April 19, 2021 at 22:39
ospreyshire
Things can certainly age for worse, so I do agree with you right there. The concept of racism tends to get more subtle and more “refined” as not to be detected. Obviously, someone saying the N-word or burning crosses is overt and extreme bigotry which anyone would understand. What gets more insidious are coding and dog whistles. I’m starting to see some of those sneakier ways get called out like the “I have Black friends/family/employees!” defense whenever a racist is caught saying stupid things. Ten years ago, someone MIGHT have gotten away with it, but certainly not in 2021. No disagreements about that song being racist because it is. I’m also concerned when people play dumb in order to save face with various depictions. Then again in 1940s America, voter suppression was the norm as The Voting Rights Act wouldn’t be a thing until the 60s.
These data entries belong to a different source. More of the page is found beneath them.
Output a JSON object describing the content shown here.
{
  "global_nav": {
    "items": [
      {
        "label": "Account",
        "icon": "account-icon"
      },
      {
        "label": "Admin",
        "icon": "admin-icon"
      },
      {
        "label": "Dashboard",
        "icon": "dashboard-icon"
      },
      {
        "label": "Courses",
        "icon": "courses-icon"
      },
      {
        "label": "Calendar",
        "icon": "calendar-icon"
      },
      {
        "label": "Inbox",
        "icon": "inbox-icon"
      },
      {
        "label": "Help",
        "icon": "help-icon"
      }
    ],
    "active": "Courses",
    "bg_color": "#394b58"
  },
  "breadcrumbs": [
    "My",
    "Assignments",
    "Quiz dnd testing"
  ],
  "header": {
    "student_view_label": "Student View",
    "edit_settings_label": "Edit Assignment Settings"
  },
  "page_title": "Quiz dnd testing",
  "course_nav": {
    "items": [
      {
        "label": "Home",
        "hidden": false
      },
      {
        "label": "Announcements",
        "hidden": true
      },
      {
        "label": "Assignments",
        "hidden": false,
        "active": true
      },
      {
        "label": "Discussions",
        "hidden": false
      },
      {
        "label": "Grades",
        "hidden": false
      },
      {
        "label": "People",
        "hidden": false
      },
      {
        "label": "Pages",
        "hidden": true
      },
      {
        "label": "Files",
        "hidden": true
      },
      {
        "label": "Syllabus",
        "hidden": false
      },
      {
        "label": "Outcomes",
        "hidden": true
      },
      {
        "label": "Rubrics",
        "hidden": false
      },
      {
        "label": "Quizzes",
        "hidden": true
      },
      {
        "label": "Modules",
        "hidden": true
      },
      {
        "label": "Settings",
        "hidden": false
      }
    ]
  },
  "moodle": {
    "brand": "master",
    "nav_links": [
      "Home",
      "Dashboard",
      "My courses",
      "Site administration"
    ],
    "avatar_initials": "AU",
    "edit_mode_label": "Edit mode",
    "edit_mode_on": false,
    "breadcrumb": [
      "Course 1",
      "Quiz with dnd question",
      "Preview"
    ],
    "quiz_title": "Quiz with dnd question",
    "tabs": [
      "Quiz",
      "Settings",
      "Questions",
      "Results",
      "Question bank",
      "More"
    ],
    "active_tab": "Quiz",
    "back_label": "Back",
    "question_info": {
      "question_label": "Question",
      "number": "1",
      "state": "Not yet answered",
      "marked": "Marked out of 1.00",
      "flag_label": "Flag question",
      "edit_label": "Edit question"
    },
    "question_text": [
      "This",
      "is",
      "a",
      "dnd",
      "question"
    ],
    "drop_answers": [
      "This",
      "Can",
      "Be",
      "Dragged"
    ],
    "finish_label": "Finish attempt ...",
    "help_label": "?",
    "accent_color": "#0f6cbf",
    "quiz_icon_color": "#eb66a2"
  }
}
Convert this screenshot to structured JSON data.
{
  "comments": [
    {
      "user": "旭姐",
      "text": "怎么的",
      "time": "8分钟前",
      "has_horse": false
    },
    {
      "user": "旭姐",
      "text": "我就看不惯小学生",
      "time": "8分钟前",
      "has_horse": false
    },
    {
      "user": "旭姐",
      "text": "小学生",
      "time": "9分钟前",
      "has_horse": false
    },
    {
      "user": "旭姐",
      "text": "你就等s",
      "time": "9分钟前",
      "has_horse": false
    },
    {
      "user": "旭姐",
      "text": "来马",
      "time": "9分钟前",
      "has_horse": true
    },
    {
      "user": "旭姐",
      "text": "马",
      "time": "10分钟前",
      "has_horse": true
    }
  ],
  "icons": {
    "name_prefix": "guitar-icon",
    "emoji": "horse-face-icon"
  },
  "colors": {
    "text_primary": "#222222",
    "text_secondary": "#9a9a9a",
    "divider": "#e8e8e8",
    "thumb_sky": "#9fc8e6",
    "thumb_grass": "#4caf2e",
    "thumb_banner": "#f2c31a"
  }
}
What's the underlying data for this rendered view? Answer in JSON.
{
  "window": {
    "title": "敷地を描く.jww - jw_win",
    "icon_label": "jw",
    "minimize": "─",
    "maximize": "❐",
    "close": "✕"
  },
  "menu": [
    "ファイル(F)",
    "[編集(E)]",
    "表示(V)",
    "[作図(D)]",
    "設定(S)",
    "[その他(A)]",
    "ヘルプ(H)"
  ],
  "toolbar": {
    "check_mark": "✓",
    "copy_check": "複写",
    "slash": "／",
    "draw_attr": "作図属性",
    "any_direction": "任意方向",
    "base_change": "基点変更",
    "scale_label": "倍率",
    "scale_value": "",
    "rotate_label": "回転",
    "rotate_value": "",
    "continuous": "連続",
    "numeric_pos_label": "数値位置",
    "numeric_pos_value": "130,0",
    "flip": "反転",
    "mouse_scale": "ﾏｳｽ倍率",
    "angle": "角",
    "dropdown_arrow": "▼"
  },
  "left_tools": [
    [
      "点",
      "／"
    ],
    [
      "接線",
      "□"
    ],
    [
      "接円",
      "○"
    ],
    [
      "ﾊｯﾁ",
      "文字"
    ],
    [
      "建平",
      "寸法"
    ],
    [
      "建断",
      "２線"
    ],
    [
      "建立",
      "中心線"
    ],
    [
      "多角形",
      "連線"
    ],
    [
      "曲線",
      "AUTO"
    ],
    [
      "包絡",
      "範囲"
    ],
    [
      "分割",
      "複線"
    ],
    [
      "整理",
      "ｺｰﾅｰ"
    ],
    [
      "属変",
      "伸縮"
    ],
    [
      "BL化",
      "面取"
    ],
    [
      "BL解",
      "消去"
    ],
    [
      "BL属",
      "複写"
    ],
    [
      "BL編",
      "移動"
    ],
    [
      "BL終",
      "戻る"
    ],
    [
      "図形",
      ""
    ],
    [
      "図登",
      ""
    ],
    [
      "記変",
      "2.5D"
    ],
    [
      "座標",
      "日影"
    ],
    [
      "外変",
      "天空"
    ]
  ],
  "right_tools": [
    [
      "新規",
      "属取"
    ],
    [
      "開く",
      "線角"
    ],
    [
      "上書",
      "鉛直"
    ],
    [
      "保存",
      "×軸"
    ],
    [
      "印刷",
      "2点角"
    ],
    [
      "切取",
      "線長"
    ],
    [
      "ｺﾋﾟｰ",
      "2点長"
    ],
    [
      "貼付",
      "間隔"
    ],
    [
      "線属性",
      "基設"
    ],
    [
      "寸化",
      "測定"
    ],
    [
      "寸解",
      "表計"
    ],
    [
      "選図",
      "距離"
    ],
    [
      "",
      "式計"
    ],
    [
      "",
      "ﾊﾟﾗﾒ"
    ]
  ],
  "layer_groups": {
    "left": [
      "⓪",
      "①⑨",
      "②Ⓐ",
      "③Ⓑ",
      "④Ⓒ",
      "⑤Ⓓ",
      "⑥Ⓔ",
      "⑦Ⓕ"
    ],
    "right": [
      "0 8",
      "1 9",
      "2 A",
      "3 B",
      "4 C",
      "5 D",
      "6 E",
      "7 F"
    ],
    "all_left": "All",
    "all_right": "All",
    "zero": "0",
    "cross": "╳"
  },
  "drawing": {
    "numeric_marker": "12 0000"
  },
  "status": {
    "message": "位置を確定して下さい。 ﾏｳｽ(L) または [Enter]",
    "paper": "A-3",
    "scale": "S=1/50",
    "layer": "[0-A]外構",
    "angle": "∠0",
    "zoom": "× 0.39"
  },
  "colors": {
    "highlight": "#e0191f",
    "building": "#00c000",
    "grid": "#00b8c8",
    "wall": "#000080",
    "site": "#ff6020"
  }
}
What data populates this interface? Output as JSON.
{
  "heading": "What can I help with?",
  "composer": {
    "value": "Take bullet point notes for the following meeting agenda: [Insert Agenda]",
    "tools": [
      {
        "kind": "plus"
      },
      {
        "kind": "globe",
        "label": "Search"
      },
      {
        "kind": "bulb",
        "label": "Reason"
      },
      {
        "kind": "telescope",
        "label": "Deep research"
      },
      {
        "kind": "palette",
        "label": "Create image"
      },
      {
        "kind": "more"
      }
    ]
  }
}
The current intentional voter suppression in Georgia is certainly reprehensible which I agree with you right there. Sometimes these images can coincide with the worst part of the times. Keep in mind that there were attempts to allow Black people to vote during Reconstruction, but it involved mass lynchings, assassinating Black politicians, and even staging coups against them even if they were in local positions. These double standards in laws are still there even if they may look different. What frustrates me is how Disney gets a free pass for everything whether it’s their older movies or the ones that came out during my lifetime that could be problematic.